And I would get patients-- I was told, you just do steroids on them. You immune suppress them if they're symptomatic. It's an immune attack. But really, what I've come to realize is that they're just super dry. And so now, just like I would with a Sjogren's patient or a Stevens Johnson's patients, who's through the initial phase and now is three months out, is really working on rebuilding the ocular surface with-- the tear film was just missing.

And I got desperate to a point. I even tried running IPL on the series of patients, and ran a prospective trial where I actually was doing IPL on patients. And the one thing that-- IPL does not work for a GVHD. I just want make that quite clear.
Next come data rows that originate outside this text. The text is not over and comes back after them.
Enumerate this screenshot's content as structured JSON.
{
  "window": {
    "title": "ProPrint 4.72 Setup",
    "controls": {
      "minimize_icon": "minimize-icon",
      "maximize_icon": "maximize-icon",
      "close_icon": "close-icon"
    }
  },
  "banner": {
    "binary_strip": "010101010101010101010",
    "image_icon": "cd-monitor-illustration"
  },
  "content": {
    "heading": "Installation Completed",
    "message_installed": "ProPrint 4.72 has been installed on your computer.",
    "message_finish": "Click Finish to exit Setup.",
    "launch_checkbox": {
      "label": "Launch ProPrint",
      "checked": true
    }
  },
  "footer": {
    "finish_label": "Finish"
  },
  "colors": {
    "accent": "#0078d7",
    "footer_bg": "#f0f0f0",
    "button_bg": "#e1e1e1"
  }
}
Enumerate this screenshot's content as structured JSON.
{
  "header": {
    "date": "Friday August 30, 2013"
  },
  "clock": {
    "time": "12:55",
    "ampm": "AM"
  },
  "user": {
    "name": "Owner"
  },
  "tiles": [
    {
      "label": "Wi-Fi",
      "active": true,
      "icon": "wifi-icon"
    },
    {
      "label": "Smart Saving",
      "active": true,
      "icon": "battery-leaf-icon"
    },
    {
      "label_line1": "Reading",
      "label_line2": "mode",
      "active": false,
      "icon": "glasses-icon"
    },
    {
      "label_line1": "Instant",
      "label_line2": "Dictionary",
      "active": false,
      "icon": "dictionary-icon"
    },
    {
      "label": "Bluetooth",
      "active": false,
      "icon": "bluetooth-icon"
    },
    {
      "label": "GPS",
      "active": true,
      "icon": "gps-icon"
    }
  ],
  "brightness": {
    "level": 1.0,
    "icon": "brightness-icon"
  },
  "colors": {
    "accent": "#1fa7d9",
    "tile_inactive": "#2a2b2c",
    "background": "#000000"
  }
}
But it was interesting because I saw these patients intensively for the six-month study. And I soon realized there was one eye that was worse than the other. And I really-- after hearing them complain about how bad their eyes were, despite this miracle IPL that had shown up, and they were so hoping that it would help-- I realized that they really just needed punctal occlusion.

So it's not very glamorous, but I am very aggressive about punctal occlusion for these patients. And I have seen a lot of patients do much better just with punctal occlusion. So if they come to me and they've been treated with a lot of topical steroids, generally, I'll try to say, let's just work on your tear film and tone back the steroids, which probably aren't helping with wound healing.

ANDREA TOOLEY: Those are all really good tips, and super challenging patients to treat. Is there a point where you have to flip to surgical options or anything different? I'm always thinking of this from an oculoplastics standpoint, or when do you need a tarsorrhaphy, or when do you just need to occlude these patients completely to let the surface heal versus just doing medical management?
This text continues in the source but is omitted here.